Снежный ком - Чехов Анатолий Викторович. Страница 83
Ляля очень чутко уловила мое настроение. Она легла рядом, негромко спросила:
— Ты разочарован?
— У меня это впервые, — честно признался я.
— Я знаю, — тихо сказала Ляля. — У меня тоже… таких светлых и чистых дней, как сегодня, никогда не было и, наверное, никогда не будет. Спасибо тебе…
— За что, Ляля? Это тебе спасибо, что простила меня, дурака!
— Молчи…
Ляля снова поцеловала меня, прижалась вся и даже всхлипнула.
— Не могу. Сама не знаю, что со мной.
— Но если тебе сейчас хорошо, почему же ты плачешь?
— Потому что ты глупый, а я еще глупее тебя.
— Это не ответ. Скажи, почему?
— Ничего я тебе не скажу, — с каким-то отчаянием в голосе ответила Ляля и снова принялась жадно и настойчиво меня целовать. Между нами не было ни стеснения, ни стыдливости, но, если по-честному, я все больше тревожился: слишком исступленно, с каким-то надрывом ласкала меня Ляля, как будто жила последний день…

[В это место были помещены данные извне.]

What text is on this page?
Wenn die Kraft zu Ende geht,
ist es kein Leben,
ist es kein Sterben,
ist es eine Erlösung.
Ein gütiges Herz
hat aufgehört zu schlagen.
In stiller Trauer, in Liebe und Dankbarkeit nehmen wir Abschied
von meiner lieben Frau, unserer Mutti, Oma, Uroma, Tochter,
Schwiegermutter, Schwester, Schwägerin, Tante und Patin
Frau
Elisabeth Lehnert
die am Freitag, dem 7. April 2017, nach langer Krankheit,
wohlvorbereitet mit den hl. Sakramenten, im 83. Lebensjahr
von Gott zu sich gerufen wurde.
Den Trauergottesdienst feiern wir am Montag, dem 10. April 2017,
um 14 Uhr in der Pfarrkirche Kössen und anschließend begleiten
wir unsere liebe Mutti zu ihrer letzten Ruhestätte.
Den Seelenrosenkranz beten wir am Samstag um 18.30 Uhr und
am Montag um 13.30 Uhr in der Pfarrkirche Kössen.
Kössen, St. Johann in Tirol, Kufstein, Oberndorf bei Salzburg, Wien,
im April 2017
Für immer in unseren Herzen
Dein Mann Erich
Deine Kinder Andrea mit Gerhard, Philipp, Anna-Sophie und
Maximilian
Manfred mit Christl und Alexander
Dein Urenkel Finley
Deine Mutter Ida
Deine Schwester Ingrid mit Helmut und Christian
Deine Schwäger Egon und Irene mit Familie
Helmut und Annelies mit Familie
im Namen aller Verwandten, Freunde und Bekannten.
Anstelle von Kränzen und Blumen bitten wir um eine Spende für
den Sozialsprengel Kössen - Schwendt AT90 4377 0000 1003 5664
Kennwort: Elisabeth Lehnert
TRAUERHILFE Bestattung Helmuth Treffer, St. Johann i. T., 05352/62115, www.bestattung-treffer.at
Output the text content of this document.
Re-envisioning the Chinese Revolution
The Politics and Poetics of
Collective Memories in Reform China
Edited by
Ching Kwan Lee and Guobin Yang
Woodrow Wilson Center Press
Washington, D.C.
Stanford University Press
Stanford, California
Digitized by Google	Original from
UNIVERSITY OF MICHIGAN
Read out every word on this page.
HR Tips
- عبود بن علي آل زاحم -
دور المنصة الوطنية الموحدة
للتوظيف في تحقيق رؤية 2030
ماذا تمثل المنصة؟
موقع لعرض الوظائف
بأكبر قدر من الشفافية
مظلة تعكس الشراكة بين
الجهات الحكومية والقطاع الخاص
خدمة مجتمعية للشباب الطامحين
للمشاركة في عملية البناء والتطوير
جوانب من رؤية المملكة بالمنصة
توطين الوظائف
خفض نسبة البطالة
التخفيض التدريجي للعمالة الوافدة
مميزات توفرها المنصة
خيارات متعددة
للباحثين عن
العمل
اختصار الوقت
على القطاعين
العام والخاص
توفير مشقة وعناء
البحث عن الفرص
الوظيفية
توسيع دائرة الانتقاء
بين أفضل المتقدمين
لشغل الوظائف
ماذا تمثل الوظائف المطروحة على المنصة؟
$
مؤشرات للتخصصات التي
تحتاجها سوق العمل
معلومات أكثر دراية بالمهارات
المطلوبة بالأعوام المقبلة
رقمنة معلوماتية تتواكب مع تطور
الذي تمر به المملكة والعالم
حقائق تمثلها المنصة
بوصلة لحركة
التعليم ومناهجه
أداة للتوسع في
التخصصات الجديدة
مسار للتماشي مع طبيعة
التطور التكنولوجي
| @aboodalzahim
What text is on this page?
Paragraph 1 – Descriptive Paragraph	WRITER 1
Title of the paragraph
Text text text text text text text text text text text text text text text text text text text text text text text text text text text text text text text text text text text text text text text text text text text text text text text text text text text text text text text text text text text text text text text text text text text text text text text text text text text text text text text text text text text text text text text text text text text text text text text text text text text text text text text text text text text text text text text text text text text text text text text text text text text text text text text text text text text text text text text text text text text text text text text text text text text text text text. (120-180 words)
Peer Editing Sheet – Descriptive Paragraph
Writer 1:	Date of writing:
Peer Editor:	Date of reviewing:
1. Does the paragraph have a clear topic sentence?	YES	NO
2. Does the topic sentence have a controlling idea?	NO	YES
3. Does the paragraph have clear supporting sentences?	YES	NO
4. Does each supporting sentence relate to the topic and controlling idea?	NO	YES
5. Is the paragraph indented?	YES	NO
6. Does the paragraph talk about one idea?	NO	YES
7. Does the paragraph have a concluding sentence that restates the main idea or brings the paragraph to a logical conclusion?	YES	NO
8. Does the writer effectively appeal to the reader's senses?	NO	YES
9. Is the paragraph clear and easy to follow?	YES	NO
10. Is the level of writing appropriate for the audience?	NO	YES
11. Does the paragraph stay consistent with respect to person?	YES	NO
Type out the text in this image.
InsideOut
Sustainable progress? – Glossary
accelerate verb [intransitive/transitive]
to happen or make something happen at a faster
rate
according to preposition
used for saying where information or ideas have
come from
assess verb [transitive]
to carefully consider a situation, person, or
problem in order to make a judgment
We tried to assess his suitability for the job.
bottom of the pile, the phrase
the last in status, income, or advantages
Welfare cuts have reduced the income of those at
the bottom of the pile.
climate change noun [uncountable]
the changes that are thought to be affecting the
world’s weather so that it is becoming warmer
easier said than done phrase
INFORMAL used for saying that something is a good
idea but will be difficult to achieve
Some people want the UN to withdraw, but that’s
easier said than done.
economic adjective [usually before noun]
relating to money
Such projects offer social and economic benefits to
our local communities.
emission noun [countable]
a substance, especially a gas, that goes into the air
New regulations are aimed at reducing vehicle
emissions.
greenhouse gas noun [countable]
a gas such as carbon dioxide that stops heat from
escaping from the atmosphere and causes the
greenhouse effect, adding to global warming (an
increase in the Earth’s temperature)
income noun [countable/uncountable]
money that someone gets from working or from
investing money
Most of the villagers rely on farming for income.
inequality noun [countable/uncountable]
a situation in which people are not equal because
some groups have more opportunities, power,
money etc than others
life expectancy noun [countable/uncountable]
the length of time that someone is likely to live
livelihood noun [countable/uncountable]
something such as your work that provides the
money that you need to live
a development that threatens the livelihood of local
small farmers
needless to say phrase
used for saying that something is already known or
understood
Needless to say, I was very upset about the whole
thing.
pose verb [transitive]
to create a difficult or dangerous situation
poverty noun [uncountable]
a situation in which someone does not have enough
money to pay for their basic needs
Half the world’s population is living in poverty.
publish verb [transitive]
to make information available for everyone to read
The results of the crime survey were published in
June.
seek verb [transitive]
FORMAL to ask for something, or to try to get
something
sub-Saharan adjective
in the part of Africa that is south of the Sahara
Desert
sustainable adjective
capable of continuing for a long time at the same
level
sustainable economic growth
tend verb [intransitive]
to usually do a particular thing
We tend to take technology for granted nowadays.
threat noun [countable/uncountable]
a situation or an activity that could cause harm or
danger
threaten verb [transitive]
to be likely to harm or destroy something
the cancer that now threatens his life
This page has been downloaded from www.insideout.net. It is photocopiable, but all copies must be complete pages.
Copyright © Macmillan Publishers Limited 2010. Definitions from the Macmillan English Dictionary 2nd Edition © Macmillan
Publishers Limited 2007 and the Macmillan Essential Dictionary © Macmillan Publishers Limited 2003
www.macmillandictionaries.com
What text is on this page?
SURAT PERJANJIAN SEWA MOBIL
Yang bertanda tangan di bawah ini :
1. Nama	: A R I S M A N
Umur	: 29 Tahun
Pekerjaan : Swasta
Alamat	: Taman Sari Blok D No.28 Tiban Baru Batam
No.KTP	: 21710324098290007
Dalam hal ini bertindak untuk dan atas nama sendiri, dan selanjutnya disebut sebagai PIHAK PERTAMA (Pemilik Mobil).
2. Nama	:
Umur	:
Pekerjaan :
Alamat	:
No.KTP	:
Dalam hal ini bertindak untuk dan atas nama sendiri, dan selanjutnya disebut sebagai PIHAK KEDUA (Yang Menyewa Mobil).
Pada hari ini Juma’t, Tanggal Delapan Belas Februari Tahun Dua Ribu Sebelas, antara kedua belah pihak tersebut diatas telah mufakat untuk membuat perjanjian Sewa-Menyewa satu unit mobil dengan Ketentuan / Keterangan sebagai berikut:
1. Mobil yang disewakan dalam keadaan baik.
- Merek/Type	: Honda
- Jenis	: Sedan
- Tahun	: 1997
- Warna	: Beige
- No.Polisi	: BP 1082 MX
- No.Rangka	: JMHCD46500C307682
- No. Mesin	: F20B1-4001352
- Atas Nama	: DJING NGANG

Наконец мы немного успокоились и притихли. Ляля по-прежнему прижималась ко мне, обхватив пальцами мою руку выше локтя. Пульс отдавался ей в ладонь сильными толчками.
— Сердце-то как у тебя бьется, — сказала Ляля, словно бы прислушиваясь не только к моему сердцу, но и к самой себе.
Я незаметно глянул на часы, и Ляля тут же ревниво перехватила мой взгляд.
— Вот видишь!.. Уж и на время посматриваешь… Надоела я тебе?
— Что ты, Ляля… Просто хорошо бы еще сегодня на почту успеть…
Лялька насторожилась:
— Зачем это?
— Маме телеграмму послать.
— Какую телеграмму? Еще что придумал?
— Ну… Телеграмму… Что я женился…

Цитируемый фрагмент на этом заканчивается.